A informação de que dinheiro desviado de Angola teria financiado empreendimentos de luxo na beira mar de João Pessoa na Paraíba, trouxe novos detalhes, em matéria publicada ontem à noite (20), pelo jornal Folha de São Paulo. Segundo a reportagem, ‘Luanda Leaks’, ou as explosivas revelações do ICIJ sobre os negócios internacionais de Isabel dos Santos, confirma algo que todos aqueles que acompanham ainda que remotamente a política angolana suspeitavam: é o seu vínculo familiar com o longevo ditador José Eduardo dos Santos, e não o seu talento de empreendedora, que está na origem da sua bilionária fortuna.
Os artigos publicados pelos diferentes veículos também nos ajudam a entender melhor dinâmicas ainda pouco conhecidas da história recente de Angola e das relações entre Brasil e África no século 21. Primeiro, as reportagens trazem novos dados sobre as dinâmicas da transição de poder de José Eduardo dos Santos para João Lourenço em 2017. A informação de que Isabel dos Santos começou a esvaziar as contas da principal empresa do país, a Sonangol, por meio de transferências de milhões de dólares para Dubai, imediatamente depois de ter sido indicada pelo seu pai, sugere que a angolana não tinha como objetivo salvar a empresa da ruina, como ela própria argumenta, mas assegurar o futuro da família depois da saída do seu pai da presidência.
Esse plano de fuga visava a transferência de ativos angolanos para contas privadas controladas pela família Dos Santos, que poderiam ser administradas a partir de paraísos fiscais na Europa ou em Dubai, em todo o caso bem longe de Luanda. A revelação desse esquema sugere que a família estava ciente que o seu control absoluto da política angolana estava chegando ao fim. Isso coloca em causa a narrativa da traição de João Lourenço: inicialmente indicado para governar protegendo os interesses da família dos Santos, ele teria se virado contra seu criador.
Estudiosos do MPLA, o partido no poder desde a independência, terão de desvendar se, afinal, Lourenço não era apenas um “poste” de Dos Santos, mas uma escolha de consenso para a família presidencial e os diferentes clãs do partido, cada vez mais insatisfeitos com os rumos do governo. Em segundo lugar, o artigo publicado pela Agência Publica sobre as atividades dos sócios de Isabel dos Santos na Paraíba joga luz numa nova dimensão das relações entre Brasil e Angola, quase sempre monopolizada pela ligação entre o PT e a Odebrecht.
As investidas de membros da elite do governo de Angola no Brasil são bastante conhecidas. Já houve escândalos com figuras de topo do regime angolano no país. No entanto, a impressão geral era de que a elite do MPLA preferiria a segurança jurídica e política de Portugal, porta de entrada para o mercado financeiro europeu, e de Dubai, eleito melhor paraíso fiscal pelos cleptocratas do Sul Global. A reportagem derruba esse mito e revela uma curiosa ramificação entre o estado da Paraíba, membros do corrupto governo angolano e paraísos fiscais ao redor do mundo.
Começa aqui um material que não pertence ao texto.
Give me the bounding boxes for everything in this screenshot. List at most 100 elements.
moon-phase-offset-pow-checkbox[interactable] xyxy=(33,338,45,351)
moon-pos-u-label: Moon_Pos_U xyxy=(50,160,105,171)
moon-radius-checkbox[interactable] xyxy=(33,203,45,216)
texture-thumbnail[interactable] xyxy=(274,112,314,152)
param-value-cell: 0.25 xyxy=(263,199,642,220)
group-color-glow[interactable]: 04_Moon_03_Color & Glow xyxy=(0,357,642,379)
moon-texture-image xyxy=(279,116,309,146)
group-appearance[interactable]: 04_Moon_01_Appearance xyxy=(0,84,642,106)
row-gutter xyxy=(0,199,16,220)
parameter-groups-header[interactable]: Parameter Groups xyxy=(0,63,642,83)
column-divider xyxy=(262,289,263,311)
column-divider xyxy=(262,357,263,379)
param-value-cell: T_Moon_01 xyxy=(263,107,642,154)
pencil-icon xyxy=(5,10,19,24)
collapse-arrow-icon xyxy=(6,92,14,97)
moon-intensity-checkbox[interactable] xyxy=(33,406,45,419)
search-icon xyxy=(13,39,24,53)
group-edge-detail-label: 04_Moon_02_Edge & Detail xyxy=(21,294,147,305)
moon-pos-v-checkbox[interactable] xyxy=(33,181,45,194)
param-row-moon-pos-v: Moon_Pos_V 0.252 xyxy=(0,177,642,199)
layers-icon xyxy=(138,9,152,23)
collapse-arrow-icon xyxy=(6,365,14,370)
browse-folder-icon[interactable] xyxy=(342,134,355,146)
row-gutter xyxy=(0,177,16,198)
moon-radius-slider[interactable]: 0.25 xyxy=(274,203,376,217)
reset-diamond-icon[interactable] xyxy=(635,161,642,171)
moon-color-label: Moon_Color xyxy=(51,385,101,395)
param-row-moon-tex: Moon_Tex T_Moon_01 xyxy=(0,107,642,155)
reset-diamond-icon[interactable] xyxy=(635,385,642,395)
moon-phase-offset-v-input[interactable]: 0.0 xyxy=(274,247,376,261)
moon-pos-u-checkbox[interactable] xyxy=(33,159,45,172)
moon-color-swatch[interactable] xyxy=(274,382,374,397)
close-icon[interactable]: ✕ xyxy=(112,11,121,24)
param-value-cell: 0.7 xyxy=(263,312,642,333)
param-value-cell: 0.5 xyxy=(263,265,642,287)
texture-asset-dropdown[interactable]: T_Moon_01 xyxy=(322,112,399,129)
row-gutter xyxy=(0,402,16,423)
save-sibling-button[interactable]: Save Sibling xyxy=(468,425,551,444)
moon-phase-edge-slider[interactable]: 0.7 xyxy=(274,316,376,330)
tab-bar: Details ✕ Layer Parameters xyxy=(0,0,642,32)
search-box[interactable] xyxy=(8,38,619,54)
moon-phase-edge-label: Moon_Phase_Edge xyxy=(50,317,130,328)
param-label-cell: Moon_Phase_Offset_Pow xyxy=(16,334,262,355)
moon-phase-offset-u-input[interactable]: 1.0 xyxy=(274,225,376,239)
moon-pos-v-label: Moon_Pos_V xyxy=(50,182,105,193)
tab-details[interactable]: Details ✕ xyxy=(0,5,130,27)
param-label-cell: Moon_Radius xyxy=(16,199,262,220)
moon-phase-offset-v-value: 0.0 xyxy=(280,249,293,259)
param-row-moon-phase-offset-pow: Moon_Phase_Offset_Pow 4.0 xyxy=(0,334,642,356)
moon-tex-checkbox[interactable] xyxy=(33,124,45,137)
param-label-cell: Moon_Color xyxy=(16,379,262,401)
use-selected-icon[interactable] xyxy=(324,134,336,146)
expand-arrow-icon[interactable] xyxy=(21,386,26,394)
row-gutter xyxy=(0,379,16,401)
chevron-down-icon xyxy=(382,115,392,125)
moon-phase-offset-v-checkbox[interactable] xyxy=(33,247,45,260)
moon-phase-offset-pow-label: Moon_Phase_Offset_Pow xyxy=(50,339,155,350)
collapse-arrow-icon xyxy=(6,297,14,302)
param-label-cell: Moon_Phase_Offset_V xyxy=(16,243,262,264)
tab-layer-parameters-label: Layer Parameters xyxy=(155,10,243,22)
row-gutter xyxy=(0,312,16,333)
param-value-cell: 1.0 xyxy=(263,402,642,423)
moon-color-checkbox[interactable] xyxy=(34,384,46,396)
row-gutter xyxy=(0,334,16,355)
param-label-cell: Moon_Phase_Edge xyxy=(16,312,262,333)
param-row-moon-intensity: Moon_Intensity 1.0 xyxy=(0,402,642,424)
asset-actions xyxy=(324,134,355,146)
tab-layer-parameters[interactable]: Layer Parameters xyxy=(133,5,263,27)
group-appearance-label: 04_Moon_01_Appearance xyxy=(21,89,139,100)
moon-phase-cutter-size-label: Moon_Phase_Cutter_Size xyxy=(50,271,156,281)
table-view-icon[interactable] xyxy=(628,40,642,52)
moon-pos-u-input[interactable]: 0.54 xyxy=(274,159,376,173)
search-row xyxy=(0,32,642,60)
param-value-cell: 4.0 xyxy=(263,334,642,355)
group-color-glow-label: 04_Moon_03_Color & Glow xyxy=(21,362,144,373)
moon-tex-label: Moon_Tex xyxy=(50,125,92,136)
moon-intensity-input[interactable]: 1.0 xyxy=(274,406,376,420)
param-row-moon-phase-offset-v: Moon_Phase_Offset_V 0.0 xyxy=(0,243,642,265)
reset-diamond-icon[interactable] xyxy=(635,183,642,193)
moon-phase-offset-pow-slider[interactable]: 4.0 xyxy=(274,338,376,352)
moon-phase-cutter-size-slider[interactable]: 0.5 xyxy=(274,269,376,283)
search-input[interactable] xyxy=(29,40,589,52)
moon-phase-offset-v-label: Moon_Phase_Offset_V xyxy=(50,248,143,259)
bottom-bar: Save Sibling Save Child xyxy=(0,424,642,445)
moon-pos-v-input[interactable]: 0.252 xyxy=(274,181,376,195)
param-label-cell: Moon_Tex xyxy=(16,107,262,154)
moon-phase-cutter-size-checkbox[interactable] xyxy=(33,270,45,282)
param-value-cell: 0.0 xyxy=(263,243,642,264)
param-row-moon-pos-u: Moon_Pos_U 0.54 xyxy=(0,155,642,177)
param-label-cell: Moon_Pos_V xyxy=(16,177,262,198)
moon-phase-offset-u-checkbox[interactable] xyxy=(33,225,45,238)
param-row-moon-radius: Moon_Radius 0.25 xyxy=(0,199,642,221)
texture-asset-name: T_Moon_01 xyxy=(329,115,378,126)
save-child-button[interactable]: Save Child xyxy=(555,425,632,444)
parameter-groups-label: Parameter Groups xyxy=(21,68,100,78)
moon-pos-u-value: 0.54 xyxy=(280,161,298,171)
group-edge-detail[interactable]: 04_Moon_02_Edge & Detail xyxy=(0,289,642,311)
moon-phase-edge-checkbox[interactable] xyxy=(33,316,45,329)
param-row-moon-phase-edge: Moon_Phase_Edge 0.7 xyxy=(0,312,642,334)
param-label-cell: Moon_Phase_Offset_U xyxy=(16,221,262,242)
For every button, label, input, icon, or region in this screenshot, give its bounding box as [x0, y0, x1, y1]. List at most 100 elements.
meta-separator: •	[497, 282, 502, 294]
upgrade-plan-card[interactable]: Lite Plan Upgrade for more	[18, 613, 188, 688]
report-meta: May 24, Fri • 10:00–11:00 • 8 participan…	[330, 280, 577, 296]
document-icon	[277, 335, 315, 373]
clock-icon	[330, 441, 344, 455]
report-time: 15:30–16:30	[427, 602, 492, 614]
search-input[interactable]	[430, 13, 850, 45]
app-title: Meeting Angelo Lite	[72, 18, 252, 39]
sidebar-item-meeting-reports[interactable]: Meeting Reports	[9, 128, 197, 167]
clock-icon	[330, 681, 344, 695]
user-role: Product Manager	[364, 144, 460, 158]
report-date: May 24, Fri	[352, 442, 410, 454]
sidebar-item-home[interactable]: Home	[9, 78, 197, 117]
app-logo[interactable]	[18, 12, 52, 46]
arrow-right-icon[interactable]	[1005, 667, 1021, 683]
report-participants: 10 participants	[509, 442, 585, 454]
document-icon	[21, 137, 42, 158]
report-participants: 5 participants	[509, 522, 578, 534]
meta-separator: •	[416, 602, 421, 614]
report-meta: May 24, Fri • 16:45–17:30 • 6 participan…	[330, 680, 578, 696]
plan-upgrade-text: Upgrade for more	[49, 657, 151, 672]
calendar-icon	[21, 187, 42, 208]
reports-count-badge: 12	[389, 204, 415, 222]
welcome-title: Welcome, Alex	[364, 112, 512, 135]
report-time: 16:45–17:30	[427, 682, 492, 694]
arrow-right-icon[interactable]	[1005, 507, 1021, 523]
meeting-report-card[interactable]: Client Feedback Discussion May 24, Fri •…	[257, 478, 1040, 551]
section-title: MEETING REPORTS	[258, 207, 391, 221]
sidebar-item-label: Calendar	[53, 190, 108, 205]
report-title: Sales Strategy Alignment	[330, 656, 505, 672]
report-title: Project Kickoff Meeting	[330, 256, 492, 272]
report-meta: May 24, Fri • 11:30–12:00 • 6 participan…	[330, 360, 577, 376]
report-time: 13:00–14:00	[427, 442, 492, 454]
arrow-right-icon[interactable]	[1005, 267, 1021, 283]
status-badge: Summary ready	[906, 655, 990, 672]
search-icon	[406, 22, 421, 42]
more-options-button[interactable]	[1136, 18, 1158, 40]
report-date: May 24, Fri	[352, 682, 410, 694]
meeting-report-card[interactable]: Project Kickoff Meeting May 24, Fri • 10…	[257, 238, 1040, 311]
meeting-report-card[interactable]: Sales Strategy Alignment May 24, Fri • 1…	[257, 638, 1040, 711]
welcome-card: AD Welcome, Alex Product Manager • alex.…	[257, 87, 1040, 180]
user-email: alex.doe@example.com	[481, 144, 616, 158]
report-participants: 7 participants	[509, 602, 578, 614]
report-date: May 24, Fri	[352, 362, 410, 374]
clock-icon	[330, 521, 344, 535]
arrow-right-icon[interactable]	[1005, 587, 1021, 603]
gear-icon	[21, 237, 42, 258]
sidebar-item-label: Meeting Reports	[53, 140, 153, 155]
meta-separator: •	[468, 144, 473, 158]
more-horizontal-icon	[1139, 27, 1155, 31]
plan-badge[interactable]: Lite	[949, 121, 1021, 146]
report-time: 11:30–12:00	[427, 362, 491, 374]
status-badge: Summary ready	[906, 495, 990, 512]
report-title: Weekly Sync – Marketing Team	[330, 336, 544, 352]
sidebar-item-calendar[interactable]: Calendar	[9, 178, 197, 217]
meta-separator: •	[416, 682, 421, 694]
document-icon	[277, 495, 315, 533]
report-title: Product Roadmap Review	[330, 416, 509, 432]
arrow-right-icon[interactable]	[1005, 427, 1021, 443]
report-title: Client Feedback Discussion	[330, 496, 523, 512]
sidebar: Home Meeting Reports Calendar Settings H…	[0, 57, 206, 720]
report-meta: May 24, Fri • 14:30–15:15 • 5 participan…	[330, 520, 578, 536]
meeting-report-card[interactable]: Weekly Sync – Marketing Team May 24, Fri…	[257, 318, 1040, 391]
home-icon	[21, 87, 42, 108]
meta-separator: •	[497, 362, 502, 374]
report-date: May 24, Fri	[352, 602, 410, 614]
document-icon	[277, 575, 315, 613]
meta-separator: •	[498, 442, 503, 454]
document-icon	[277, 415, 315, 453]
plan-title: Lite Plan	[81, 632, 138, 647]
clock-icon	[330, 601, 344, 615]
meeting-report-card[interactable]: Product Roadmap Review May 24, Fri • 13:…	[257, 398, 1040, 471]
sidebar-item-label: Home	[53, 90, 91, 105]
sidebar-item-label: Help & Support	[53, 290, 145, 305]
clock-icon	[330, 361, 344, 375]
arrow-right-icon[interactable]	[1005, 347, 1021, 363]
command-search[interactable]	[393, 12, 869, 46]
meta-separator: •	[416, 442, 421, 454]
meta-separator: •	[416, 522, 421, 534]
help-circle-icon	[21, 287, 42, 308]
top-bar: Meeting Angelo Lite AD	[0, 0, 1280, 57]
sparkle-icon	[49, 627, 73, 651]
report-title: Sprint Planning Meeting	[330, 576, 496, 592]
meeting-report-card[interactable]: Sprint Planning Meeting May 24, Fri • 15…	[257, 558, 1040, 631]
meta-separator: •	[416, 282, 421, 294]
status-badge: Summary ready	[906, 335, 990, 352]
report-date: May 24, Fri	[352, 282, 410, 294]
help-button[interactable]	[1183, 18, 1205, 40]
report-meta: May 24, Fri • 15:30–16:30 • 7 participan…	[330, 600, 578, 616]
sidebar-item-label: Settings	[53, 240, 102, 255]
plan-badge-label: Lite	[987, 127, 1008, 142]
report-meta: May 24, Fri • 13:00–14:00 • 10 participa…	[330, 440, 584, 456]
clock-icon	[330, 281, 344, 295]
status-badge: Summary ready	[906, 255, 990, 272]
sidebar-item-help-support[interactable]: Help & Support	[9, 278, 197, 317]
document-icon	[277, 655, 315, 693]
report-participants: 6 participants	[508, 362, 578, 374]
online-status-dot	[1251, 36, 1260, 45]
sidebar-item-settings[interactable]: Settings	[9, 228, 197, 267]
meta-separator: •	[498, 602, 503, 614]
Menos de 24 horas depois do lançamento dos Luanda Leaks, a vida de Isabel dos Santos já começou a mudar. As principais empresas citadas nos artigos, como a auditoria PwC, já anunciaram sua ruptura com ela. A organização do fórum de Davos, que sempre gostou de apresentá-la como um ícone do capitalismo africano, cancelou sua participação no evento deste ano. O distanciamento das grandes empresas e figuras midiáticas que durante mais de duas décadas alimentaram o mito da empreendedora africana servem apenas para confirmar uma das principais afirmações do ICIJ: a relação com empresas conceituadas e celebridades internacionais não era apenas um capricho, mas um elemento fundamental na ascensão de Isabel dos Santos.
Ela nunca teria acumulado tanto poder sem a cumplicidade ativa de parceiros portugueses, britânicos, suíços e asiáticos. A corrupção política é invariavelmente um fenômeno global com raízes locais. Mathias Alencastro é pesquisador do Centro Brasileiro de Análise e Planejamento e doutor em ciência política pela Universidade de Oxford (Inglaterra).